Paula Lambert's on the hunt for hoja santa leaves.
Lambert's Mozzarella Company has nearly run out of the leaves it uses to wrap its hoja santa goat cheese, a perennial award winner that took a second place prize in the American Cheese Society's annual competition this summer.
"We hate it, but the leaves are about to end," says Lambert.
Lambert typically buys leaves from a grower in Dallas and Generation Farms in Rice, but the cheese-maker this year depleted their supply. Lambert said weather conditions had conspired to shrink the hoja leaf harvest.
The leaves of hoja santa, also known as "the root beer plant" and Mexican peppercorn, were used primarily in Central and South American cooking until Lambert got her hands on them. The herb -- sometimes compared to Mexican tarragon or Thai basil -- has a peculiar eucalyptus tang: While some mole makers use a few torn leaves in their sauces, the leaves are more commonly used as wrappers.
"In Mexico, they wrap chicken and fish in them," Lambert says.
Lambert credits the hoja santa in her 1980s garden with inspiring her cheese recipe, but the plant's not popular with all local gardeners, largely because it's hard to control.
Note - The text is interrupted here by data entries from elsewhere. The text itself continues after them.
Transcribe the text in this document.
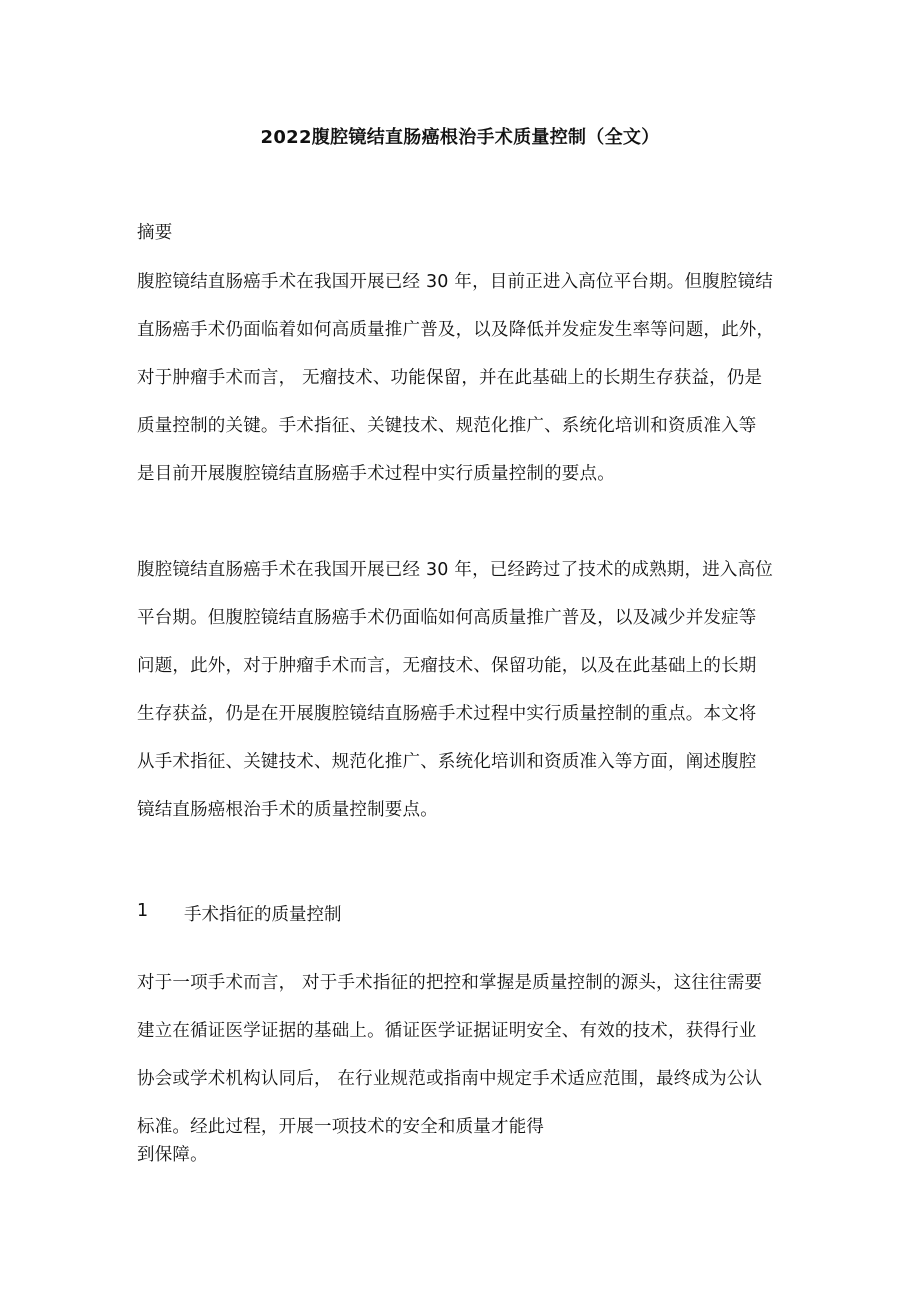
2022腹腔镜结直肠癌根治手术质量控制（全文）
摘要
腹腔镜结直肠癌手术在我国开展已经 30 年，目前正进入高位平台期。但腹腔镜结
直肠癌手术仍面临着如何高质量推广普及，以及降低并发症发生率等问题，此外，
对于肿瘤手术而言， 无瘤技术、功能保留，并在此基础上的长期生存获益，仍是
质量控制的关键。手术指征、关键技术、规范化推广、系统化培训和资质准入等
是目前开展腹腔镜结直肠癌手术过程中实行质量控制的要点。
腹腔镜结直肠癌手术在我国开展已经 30 年，已经跨过了技术的成熟期，进入高位
平台期。但腹腔镜结直肠癌手术仍面临如何高质量推广普及，以及减少并发症等
问题，此外，对于肿瘤手术而言，无瘤技术、保留功能，以及在此基础上的长期
生存获益，仍是在开展腹腔镜结直肠癌手术过程中实行质量控制的重点。本文将
从手术指征、关键技术、规范化推广、系统化培训和资质准入等方面，阐述腹腔
镜结直肠癌根治手术的质量控制要点。
1 手术指征的质量控制
对于一项手术而言， 对于手术指征的把控和掌握是质量控制的源头，这往往需要
建立在循证医学证据的基础上。循证医学证据证明安全、有效的技术，获得行业
协会或学术机构认同后， 在行业规范或指南中规定手术适应范围，最终成为公认
标准。经此过程，开展一项技术的安全和质量才能得
到保障。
Lambert's posted a Facebook message soliciting homegrown hoja santa, but says she hasn't been offered any leaves yet.
"I haven't found a single new source for it," Lambert says.
Hoja santa can't survive frost, so the Mozzarella Company doesn't have much time to track down fresh leaves before the season ends.
"We'll just run out," Lambert says sadly.
Unless, of course, you have hoja leaves to spare.